We live in a social world.
I don’t know when it all started exactly, but what I do know is that many have become socialmediaphiliacs. Lovers of all things social media.
We Tweet, Facebook, Foursquare, LinkedIn, Plurk, Plus, Ping, Chat, Skype, Email, UnThink, Klout, Comment, Quote, Meetup & more.
Do we remember how to speak? How to write more than a 140 character sentence? I fear if I open my mouth in public, I might only speak in 140 character bursts.
You may want to start varying your activities, if you’re doing too many of the following…
- Mr. Meow has his own social profiles.
- You Tweet your trips to the bathroom.
- Leaving a restaurant is forbidden before telling Foursquare you’ve been there first.
- You’re more interested in live-tweeting the Oscars versus enjoying the program.
- Changing your legal name to include the “@” symbol.
- Getting rid of your PO Box & landlines. Tweets, Facebook & email are sufficient.
- You Facebook your sister down the hall to ask if she grabbed the ice cream you wanted while she was in town.
- You’ve forgotten what a sunrise or sunset looks like because you’re glued to your computer screen.
- “Early to Tweet, early to Skype – makes a man healthy, wealthy and wise.”
- No birthday arrives and passes without a personal Facebook message from you.
- What’s paper and pencil? You mean, books come in paper too?
- You wardrobe consists mainly of t-shirts that say things like, “My avatar can beat your avatar,” “Got Tweets?” and other social quotes.
- Close friends are replaced by those who live in Sweden, Canada, the United States & Australia.
- At night you pray to Mashable and TechCrunch.
- You had a Google+ invite before people even knew it existed.
- Your resume was created using LinkedIn.
- Pee in the middle of the night? Check your various social networks. Oops! It’s 5am suddenly.
- Your worth is suddenly tied to Twitter followers.
- Instant depression sets in when your Twitter follower number dwindles.
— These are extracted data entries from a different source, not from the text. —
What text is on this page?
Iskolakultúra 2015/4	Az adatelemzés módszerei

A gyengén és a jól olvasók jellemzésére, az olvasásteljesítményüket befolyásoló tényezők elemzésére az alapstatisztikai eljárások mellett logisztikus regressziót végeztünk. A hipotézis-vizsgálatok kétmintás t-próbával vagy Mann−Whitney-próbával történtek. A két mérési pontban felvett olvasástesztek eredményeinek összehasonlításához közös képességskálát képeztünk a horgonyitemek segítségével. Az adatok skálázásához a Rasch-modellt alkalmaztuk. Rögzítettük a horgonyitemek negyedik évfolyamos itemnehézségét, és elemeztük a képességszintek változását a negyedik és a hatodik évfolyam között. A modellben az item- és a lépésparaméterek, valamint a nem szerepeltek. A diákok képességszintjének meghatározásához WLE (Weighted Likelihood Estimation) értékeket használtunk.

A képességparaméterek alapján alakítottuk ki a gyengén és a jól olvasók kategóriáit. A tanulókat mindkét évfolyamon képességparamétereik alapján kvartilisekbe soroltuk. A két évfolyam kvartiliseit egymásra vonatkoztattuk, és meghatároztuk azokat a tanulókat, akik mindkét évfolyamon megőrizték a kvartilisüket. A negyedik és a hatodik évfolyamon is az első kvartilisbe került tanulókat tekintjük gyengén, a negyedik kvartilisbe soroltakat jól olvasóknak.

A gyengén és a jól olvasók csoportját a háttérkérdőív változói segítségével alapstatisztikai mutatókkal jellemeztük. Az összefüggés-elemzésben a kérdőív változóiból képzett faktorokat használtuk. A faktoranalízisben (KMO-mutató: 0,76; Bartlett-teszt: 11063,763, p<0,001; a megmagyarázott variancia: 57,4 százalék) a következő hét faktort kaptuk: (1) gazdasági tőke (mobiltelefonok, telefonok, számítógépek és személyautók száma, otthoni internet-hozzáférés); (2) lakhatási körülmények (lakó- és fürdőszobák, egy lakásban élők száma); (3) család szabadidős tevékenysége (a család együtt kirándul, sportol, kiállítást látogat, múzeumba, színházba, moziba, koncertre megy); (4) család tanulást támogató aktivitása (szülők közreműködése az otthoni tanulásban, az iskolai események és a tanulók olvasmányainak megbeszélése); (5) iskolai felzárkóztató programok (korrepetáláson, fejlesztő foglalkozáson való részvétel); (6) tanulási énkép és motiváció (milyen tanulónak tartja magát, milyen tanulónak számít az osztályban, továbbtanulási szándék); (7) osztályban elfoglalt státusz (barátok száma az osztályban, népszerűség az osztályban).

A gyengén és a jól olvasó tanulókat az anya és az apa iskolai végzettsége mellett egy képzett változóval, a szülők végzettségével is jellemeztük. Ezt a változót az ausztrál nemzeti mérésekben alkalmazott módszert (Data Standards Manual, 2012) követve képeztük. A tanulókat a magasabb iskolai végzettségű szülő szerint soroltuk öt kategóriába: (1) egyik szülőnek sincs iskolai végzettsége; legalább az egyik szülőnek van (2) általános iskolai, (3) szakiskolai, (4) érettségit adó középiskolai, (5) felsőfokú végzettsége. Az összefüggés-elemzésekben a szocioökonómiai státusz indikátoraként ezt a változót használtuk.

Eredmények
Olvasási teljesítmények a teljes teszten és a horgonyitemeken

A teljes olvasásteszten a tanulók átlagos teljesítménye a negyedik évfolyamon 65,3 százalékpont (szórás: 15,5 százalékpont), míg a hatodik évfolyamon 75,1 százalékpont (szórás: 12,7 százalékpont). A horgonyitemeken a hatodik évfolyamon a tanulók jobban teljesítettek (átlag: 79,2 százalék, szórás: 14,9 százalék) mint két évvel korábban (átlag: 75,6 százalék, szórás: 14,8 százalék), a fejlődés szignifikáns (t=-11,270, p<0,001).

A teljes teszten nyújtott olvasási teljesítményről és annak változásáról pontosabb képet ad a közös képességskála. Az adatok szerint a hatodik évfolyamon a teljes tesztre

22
- Social crushes start developing.
- Teaching family and friends how to setup their social accounts.
- You’re known as “that social media guy/gal” locally.
- Facebook is a superb way to invite friends to the movie night you’re hosting.
- 3 hours daily is spent reading blogs and news feeds.
- You go to your closest Twitter tweep for relationship advice.
- What’s a Rolodex?
- The ads on Facebook know you better than you know yourself.
- Email for you is no more. Facebook messaging works just as well.
- Your spare bedroom is reserved for guests from your social networks passing through your city.
Now I ask a serious question. Why are you a socialmediaphiliac?